The British government’s immigration plan could reduce Sottish workers by 5% over the next 20-years.
Professor Christina Boswell, part of an advisory group of the university of Edinburgh, was asked by the Scottish government to provide independent expert advice over migration, demographic changes and population growth.
The advisory groups findings, have suggested the British governments white paper, could slash net migration to Scotland by one third after 2020.
The plan will see salary thresholds introduced however, it has been estimated that 63% of workers in Scotland earn below £30,000 per annum and the threshold will exclude a larger proportion of women then men.
The independent Expert Advisory Group on Migration and Population has warned that @GOVUK immigration plans would have a disproportionate effect on Scotland’s hospitality, manufacturing and social care sectors.

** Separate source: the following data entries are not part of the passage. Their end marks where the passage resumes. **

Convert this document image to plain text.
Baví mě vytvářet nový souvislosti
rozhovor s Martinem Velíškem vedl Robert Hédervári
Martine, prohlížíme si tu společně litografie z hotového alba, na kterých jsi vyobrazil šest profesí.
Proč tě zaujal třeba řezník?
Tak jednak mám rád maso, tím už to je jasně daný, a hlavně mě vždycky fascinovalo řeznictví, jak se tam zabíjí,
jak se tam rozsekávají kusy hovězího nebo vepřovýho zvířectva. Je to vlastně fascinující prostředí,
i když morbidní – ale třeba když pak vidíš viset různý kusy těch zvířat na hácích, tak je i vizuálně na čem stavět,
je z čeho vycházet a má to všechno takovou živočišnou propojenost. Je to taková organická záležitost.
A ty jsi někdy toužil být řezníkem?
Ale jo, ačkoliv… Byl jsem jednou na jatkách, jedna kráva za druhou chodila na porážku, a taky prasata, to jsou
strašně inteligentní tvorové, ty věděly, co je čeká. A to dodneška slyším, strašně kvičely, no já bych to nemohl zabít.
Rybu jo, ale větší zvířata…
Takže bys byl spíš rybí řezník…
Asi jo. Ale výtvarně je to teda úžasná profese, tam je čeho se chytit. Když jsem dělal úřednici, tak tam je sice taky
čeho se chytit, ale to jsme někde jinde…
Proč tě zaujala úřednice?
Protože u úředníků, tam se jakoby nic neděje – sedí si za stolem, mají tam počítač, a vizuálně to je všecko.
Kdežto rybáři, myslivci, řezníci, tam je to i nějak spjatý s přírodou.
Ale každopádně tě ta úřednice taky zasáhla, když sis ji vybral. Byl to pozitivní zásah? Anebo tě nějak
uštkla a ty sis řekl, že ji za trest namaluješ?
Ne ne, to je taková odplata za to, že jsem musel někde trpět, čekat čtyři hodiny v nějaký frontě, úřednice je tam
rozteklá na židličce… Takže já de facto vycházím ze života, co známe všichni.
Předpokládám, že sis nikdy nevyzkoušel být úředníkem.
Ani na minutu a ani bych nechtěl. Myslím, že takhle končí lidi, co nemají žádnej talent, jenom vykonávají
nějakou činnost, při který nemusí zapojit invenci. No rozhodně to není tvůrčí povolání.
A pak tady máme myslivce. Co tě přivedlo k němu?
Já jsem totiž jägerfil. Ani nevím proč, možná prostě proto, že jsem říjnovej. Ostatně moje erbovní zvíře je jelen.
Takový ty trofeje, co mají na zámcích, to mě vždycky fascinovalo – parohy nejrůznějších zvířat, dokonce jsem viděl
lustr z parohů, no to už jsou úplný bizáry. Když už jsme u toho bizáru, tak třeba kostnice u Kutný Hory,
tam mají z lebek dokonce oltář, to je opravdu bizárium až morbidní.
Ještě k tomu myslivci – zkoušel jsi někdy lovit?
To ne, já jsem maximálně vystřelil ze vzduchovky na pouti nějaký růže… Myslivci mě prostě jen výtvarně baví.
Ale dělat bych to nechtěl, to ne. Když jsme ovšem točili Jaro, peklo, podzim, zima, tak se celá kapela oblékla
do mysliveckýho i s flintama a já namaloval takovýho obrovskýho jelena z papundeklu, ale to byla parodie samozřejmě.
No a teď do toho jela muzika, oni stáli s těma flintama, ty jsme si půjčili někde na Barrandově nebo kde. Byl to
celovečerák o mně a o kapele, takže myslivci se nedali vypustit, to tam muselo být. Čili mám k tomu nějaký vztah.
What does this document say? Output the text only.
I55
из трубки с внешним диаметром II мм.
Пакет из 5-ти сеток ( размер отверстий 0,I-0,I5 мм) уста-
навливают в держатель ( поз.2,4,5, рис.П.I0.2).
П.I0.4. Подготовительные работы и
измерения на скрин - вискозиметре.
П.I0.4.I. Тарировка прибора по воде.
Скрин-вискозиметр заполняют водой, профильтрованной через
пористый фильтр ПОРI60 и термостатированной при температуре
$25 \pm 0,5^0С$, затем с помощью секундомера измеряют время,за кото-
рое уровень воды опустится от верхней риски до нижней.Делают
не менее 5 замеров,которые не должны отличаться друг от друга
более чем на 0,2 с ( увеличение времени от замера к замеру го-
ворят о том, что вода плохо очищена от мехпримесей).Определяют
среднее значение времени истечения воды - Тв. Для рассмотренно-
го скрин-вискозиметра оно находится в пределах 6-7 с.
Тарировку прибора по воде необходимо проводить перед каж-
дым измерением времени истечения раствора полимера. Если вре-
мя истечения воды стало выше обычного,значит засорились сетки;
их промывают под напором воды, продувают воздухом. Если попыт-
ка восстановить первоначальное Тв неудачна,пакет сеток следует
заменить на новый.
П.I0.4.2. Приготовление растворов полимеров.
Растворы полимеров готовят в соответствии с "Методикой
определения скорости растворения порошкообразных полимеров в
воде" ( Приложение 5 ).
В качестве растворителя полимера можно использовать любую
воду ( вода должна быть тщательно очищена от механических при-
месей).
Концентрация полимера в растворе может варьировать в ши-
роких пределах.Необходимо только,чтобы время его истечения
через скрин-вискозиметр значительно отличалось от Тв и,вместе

— Scottish Government (@scotgov) February 28, 2019
Ben Macpherson, migration minister said, “The Scottish government has been consistently clear that freedom of movement has enriched Scotland and should be allowed to continue.
“The UK government’s focus on reducing immigration will damage Scotland and does not reflect the needs of our economy, our public services or our communities.
“This independent report raises additional concerns about the effect UK government immigration proposals will have on Scotland’s rural and suburban areas and demographics.
“The findings also reinforce the case for creating fair, tailor-made immigration solutions for Scotland that value all skills, work for businesses and support the delivery of public services across the country”.
Professor Boswell said, “As the UK government elaborates its proposals for immigration policy after Brexit, it is vital that we understand the effects of changes to migration on Scotland’s economy and society.
“If the UK government’s proposals are enacted, we are likely to see a substantial fall in net migration to Scotland over the coming decades.
“But importantly, the effects of this reduction will vary across different sectors and local areas. The report considers the particular challenges for sectors reliant on non-UK workers who earn less than the proposed £30,000 threshold – such as accommodation and food services, manufacturing, and social care.
“It also considers the particular challenges for rural and remote communities, which are especially reliant on in-migration to sustain economic livelihoods and public services, but which will be most affected by the proposed salary threshold.
“The proposed transitional arrangements for short-term migration are also likely to lead to higher churn and integration challenges in local communities.
“We also find that the proposed changes would have gender impacts, potentially leading to a lower proportion of female migrants.
“We suggest that discussion on the UK’s future immigration system needs to be underpinned by more comprehensive analysis on the range of effects, across different sectors, local areas, and by gender.”